In the 1980s, Stephen O’Brien, a lab chief at the NIH, embarked on a search for genetic factors that influence HIV susceptibility and progression. O’Brien and geneticist Michael Dean began systematically screening candidate genes in their HIV population. After twelve years, the NIH team had examined more than one hundred candidate mutations in thousands of HIV patients without success. But the glut of CCR5 papers revealed one of the best candidates in years.24 On July 4, while O’Brien was at the cinema watching the premiere of Independence Day, his team was furiously sequencing samples.

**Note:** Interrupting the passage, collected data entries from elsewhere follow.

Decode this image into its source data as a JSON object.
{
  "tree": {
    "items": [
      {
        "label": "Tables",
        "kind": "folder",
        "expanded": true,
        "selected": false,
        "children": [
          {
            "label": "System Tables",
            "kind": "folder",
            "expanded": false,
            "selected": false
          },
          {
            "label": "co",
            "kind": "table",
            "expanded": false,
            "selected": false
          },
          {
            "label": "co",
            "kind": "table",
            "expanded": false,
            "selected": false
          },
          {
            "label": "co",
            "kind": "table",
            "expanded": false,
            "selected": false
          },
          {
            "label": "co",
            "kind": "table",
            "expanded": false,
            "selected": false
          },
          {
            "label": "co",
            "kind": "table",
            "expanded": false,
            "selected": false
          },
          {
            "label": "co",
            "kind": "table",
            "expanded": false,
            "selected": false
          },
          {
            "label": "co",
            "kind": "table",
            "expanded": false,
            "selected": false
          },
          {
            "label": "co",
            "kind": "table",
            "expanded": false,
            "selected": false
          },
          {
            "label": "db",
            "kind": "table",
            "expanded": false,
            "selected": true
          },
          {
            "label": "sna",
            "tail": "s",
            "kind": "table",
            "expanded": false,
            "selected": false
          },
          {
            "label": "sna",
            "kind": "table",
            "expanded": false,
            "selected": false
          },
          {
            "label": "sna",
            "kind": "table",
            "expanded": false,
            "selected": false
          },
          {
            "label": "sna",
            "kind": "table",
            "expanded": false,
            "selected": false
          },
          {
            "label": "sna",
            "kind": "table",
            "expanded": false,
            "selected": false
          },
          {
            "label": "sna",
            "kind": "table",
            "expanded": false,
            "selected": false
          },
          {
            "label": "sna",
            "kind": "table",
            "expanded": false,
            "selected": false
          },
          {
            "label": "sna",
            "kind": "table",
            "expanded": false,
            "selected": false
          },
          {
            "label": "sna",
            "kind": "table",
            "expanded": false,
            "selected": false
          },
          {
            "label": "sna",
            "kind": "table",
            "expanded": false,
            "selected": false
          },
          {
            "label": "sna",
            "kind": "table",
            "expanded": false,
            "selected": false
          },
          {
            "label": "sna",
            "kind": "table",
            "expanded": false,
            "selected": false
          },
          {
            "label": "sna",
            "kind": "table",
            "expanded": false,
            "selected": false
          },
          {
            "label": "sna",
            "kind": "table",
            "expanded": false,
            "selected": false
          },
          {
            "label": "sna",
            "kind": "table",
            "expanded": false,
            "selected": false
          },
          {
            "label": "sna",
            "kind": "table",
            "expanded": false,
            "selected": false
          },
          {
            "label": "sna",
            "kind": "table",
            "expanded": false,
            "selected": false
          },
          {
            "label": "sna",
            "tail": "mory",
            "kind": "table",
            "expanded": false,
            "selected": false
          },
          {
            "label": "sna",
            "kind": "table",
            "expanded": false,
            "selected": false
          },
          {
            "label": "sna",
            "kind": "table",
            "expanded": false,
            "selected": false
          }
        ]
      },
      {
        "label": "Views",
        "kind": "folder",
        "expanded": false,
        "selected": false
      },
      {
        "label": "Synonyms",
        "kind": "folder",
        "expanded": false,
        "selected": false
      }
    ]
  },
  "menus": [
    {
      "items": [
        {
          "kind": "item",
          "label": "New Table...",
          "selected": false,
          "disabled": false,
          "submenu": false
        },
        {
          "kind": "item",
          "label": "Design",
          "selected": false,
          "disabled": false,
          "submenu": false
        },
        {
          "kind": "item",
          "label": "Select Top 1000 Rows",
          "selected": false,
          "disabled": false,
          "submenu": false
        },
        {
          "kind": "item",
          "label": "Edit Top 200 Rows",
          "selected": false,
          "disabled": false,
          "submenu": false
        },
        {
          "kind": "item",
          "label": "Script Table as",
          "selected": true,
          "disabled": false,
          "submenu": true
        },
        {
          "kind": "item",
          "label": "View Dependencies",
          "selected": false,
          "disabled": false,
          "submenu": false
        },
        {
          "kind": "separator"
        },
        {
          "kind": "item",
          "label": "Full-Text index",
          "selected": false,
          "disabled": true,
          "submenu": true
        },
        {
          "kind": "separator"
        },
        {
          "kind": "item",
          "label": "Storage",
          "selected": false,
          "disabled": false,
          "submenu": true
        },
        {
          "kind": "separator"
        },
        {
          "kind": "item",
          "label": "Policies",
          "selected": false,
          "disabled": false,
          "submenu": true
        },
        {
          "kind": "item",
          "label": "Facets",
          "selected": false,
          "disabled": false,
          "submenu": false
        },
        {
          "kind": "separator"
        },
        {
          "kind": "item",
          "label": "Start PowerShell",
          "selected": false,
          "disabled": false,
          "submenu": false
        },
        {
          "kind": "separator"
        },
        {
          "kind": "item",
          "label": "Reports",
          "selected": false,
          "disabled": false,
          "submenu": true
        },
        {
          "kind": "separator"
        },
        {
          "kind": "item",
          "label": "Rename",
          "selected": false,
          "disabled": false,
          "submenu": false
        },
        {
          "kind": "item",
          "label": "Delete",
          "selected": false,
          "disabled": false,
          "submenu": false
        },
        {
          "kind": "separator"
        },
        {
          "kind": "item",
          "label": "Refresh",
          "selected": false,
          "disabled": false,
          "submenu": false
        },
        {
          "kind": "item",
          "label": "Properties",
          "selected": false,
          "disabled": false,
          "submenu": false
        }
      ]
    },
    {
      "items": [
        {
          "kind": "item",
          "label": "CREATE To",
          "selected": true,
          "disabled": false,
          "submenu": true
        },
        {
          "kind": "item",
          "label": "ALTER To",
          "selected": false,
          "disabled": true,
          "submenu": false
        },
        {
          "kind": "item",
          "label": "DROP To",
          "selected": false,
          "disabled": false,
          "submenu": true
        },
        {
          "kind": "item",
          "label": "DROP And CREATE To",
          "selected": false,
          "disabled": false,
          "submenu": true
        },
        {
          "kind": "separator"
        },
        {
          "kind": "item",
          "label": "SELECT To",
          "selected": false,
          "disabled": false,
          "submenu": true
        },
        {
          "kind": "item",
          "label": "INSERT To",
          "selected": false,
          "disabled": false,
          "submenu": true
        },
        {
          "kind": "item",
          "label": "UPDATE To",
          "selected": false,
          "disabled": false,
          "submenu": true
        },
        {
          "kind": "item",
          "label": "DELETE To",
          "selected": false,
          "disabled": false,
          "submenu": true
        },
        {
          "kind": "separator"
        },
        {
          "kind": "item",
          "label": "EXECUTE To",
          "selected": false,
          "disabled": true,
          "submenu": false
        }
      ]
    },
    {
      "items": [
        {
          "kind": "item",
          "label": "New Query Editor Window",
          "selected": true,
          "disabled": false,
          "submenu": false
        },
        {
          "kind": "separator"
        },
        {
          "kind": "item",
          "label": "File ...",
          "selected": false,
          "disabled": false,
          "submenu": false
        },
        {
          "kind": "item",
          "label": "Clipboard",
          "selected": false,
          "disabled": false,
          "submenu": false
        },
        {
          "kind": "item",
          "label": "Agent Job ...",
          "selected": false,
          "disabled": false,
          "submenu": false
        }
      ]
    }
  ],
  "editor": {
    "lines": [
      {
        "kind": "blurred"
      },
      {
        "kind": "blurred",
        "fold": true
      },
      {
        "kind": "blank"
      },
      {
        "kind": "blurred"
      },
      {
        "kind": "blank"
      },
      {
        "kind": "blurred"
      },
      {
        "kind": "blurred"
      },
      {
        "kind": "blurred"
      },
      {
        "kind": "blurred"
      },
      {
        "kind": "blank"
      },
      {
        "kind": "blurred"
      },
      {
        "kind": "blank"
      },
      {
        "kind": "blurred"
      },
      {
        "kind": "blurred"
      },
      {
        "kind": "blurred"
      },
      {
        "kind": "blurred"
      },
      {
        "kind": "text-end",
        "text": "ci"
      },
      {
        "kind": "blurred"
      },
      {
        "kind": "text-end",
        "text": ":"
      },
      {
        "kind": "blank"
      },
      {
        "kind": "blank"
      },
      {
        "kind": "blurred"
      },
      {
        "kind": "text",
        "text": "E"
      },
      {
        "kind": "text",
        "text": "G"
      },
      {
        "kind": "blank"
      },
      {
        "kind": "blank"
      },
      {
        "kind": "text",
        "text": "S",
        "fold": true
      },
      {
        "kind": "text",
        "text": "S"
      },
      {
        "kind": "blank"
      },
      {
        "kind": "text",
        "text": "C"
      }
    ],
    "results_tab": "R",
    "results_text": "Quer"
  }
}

They too uncovered the Δ32 variant, but didn’t observe any Δ32 homozygotes in more than 1,300 HIV patients. About 1–2 percent of the American population is a Δ32 homozygote, but HIV patients almost never are. Without a portal into the white blood cell, HIV can land but it can’t infect.II
The geographic distribution of CCR5 Δ32 is interesting: it is most common in northern Europeans at a frequency of 5–15 percent. But as you travel farther south and east, the frequency drops—Δ32 is almost nonexistent in Africans and Asians. This pattern suggests that it must have been positively selected for a reason that has nothing to do with HIV, which didn’t cross over to humans until the early 20th century. O’Brien felt the only reasonable explanation was “a mysterious, but breathtaking, fatal infectious disease outbreak which, like AIDS, exerted a huge mortality, and from which CCR5 Δ32 carriers were resistant.” The prime candidate is the Black Death, which ravaged Europe throughout the Middle Ages. Perhaps the Δ32 variant arose in Scandinavia in response to an earlier plague.